Whenever there is a point of failure, failover mechanisms are used to switch to backup components.

1.15.1. Active-Passive

There is an active component and a passive component.
When the active component goes down, the passive one takes over.
Simpler but passive component is idle most of the time.

1.15.2. Active-Active

Multiple nodes are active at once.
If one fails, others continue running without disruption.
For example, multiple servers behind a load balancer.
More efficient use of resources, but harder to maintain consistency.

1.16. Heartbeats and Health Checks

1.16.1. Heartbeats

A heartbeat is a signal which indicates if a server node is alive or not.
Each server keeps on sending a signal like "I'm alive".
If there is no heartbeat, the node is considered down. So load balancers remove them from rotation.

1.16.2. Health Checks

A node periodically pings different servers.
For example, there may be a /health endpoint which may send response 200 OK if the server is fine.
In both cases, failure mechanisms are used to take action.

1.17. Circuit Breakers and Retries

1.17.1. Circuit Breakers

They protect your system from cascading failures (cascading mean something like a domino effect where one crash causes the next node to crash then the next and so on).
For example, If a payment service is down, your API will stop sending requests to that service until it is healthy again.

1.17.2. Retries

When receiving a failed response, clients may retry a few more times.
Exponential backoff may be used.
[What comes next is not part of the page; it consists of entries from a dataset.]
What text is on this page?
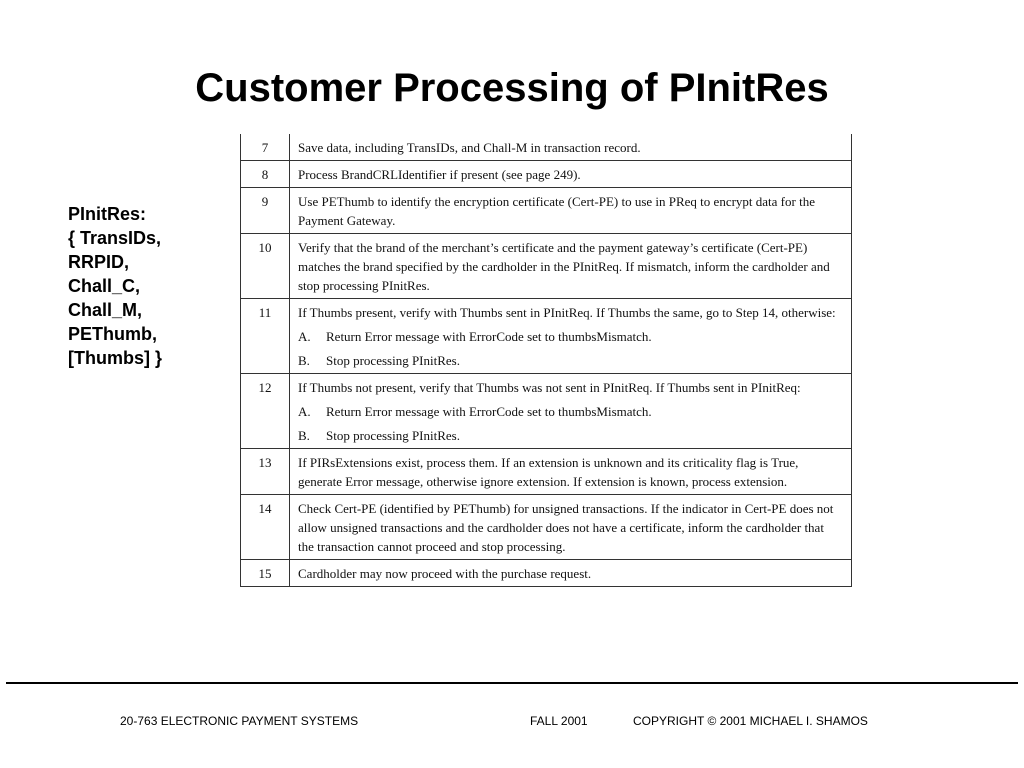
Customer Processing of PInitRes
PInitRes:
{ TransIDs,
RRPID,
Chall_C,
Chall_M,
PEThumb,
[Thumbs] }
7	Save data, including TransIDs, and Chall-M in transaction record.

8	Process BrandCRLIdentifier if present (see page 249).

9	Use PEThumb to identify the encryption certificate (Cert-PE) to use in PReq to encrypt data for the Payment Gateway.

10	Verify that the brand of the merchant’s certificate and the payment gateway’s certificate (Cert-PE) matches the brand specified by the cardholder in the PInitReq. If mismatch, inform the cardholder and stop processing PInitRes.

11	If Thumbs present, verify with Thumbs sent in PInitReq. If Thumbs the same, go to Step 14, otherwise:
A. Return Error message with ErrorCode set to thumbsMismatch.
B. Stop processing PInitRes.

12	If Thumbs not present, verify that Thumbs was not sent in PInitReq. If Thumbs sent in PInitReq:
A. Return Error message with ErrorCode set to thumbsMismatch.
B. Stop processing PInitRes.

13	If PIRsExtensions exist, process them. If an extension is unknown and its criticality flag is True, generate Error message, otherwise ignore extension. If extension is known, process extension.

14	Check Cert-PE (identified by PEThumb) for unsigned transactions. If the indicator in Cert-PE does not allow unsigned transactions and the cardholder does not have a certificate, inform the cardholder that the transaction cannot proceed and stop processing.

15	Cardholder may now proceed with the purchase request.
20-763 ELECTRONIC PAYMENT SYSTEMS	FALL 2001	COPYRIGHT © 2001 MICHAEL I. SHAMOS
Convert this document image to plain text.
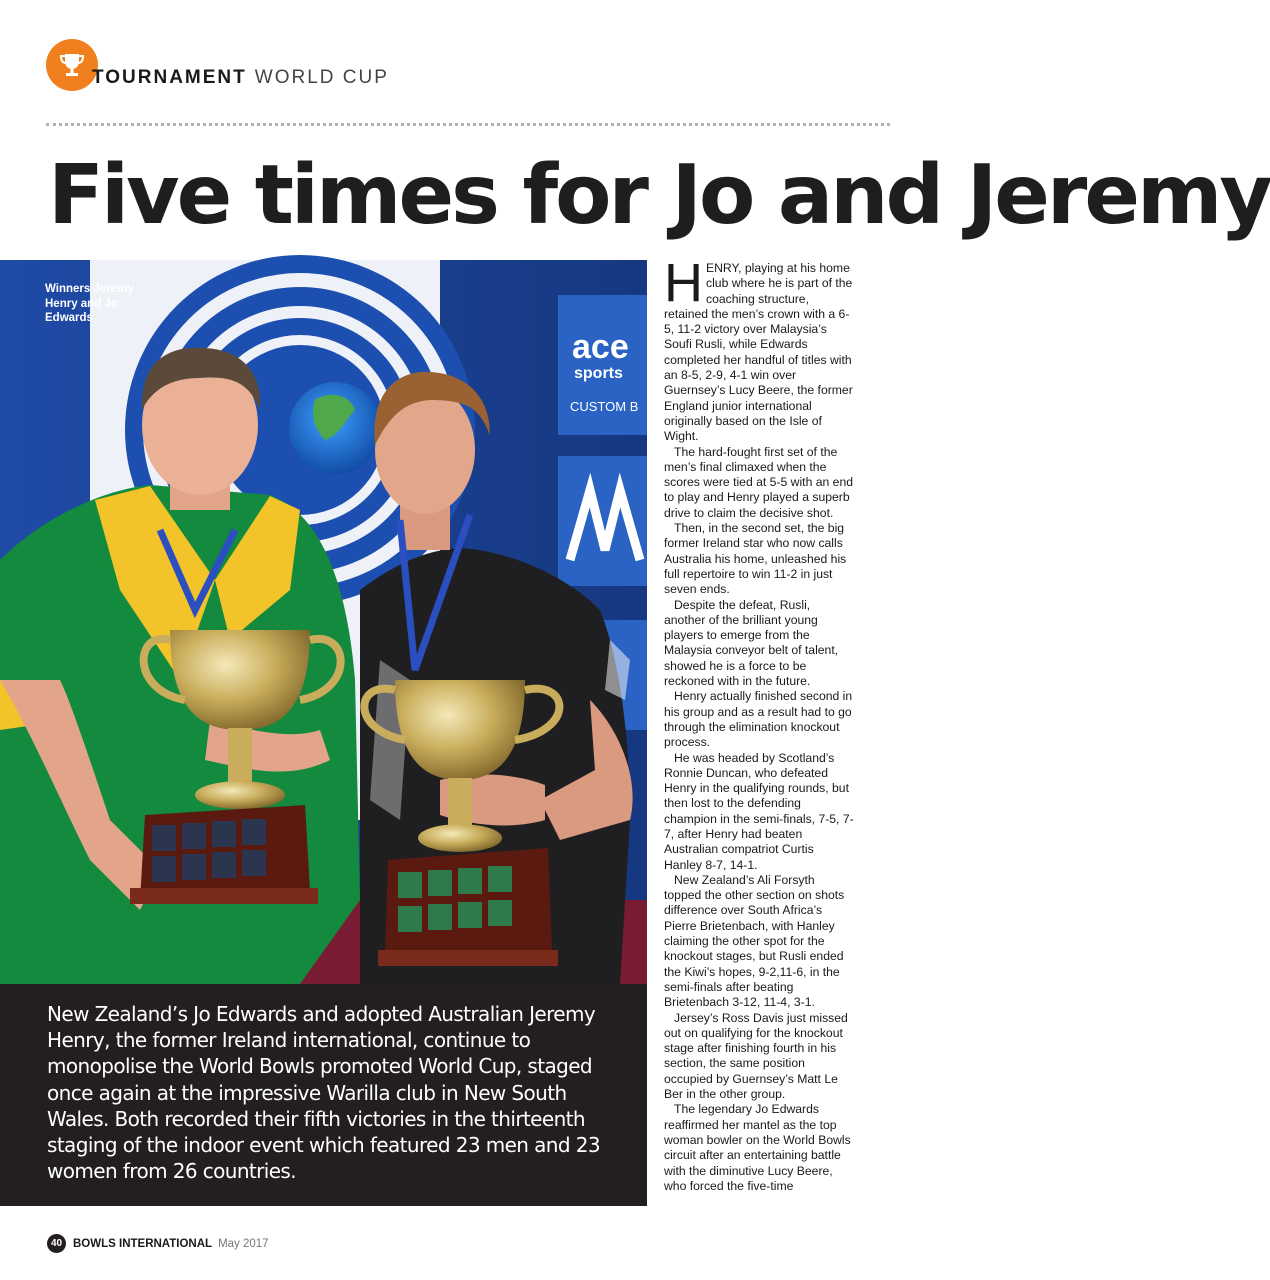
TOURNAMENT WORLD CUP
Five times for Jo and Jeremy
ace
sports
CUSTOM B
Winners Jeremy Henry and Jo Edwards

New Zealand’s Jo Edwards and adopted Australian Jeremy Henry, the former Ireland international, continue to monopolise the World Bowls promoted World Cup, staged once again at the impressive Warilla club in New South Wales. Both recorded their fifth victories in the thirteenth staging of the indoor event which featured 23 men and 23 women from 26 countries.

HENRY, playing at his home club where he is part of the coaching structure, retained the men’s crown with a 6-5, 11-2 victory over Malaysia’s Soufi Rusli, while Edwards completed her handful of titles with an 8-5, 2-9, 4-1 win over Guernsey’s Lucy Beere, the former England junior international originally based on the Isle of Wight.

The hard-fought first set of the men’s final climaxed when the scores were tied at 5-5 with an end to play and Henry played a superb drive to claim the decisive shot.

Then, in the second set, the big former Ireland star who now calls Australia his home, unleashed his full repertoire to win 11-2 in just seven ends.

Despite the defeat, Rusli, another of the brilliant young players to emerge from the Malaysia conveyor belt of talent, showed he is a force to be reckoned with in the future.

Henry actually finished second in his group and as a result had to go through the elimination knockout process.

He was headed by Scotland’s Ronnie Duncan, who defeated Henry in the qualifying rounds, but then lost to the defending champion in the semi-finals, 7-5, 7-7, after Henry had beaten Australian compatriot Curtis Hanley 8-7, 14-1.

New Zealand’s Ali Forsyth topped the other section on shots difference over South Africa’s Pierre Brietenbach, with Hanley claiming the other spot for the knockout stages, but Rusli ended the Kiwi’s hopes, 9-2,11-6, in the semi-finals after beating Brietenbach 3-12, 11-4, 3-1.

Jersey’s Ross Davis just missed out on qualifying for the knockout stage after finishing fourth in his section, the same position occupied by Guernsey’s Matt Le Ber in the other group.

The legendary Jo Edwards reaffirmed her mantel as the top woman bowler on the World Bowls circuit after an entertaining battle with the diminutive Lucy Beere, who forced the five-time

40 BOWLS INTERNATIONAL May 2017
For example, try at 1sec, then 2sec, then 4sec, then 16sec, then 32sec and so on to avoid flooding a struggling service.
It is combined with circuit breakers to prevent infinite retries.

1.18. Message Queues and Event Streaming

1.18.1. Message Queue/Broker

A message queue is a middleware that lets different services communicate asynchronously by passing messages.
So service A does not call service B directly. It passes its message to the message queue. Whenever service B is available, it picks it up.
Service A and B can keep doing their work independently without blocking other clients.
Some examples are Kafka, RabbitMQ, AWS SQS, etc..

1.18.2. Publisher-Subscriber Pattern (Pub/Sub Pattern)

One publisher broadcasts a message which multiple subscribers can consume.
For example, Service A broadcasts "Order created". Service B (billing) and Service C (inventory), which subscribed to it, will now act on it.
Multiple consumers can react differently on the same event at the same time.

1.19. Monolith vs Microservices

1.19.1. Monolith

This is a server architecture where there is just a single, unified codebase.
All services resides in just one codebase.
There is only one thing to deploy here.
It is simple to build but very hard to scale.
You would have to scale the entire server instead of an individual service.
Tight coupling.

1.19.2. Microservices

System is decomposed into multiple small services.
Each service can be scaled individually depending on the requirements.
One service goes down, the rest are unbothered.
Services are loosely coupled.
For inter-service communication, gSRP is preferred over REST APIs.

2. Let's Design!

We'll gradually increase the difficulty here. Let's start with easy problems first.

2.1. Warm-Up

2.1.1. URL Shortener Design

Recommended video: https://www.youtube.com/watch?v=qSJAvd5Mgio

Step 1: Gather Requirements
- The first step when tackling a system design problem is gathering information.
- There are two types of this: functional and non-functional.
1. Functional Requirements
  - These are the real world or non technical requirements.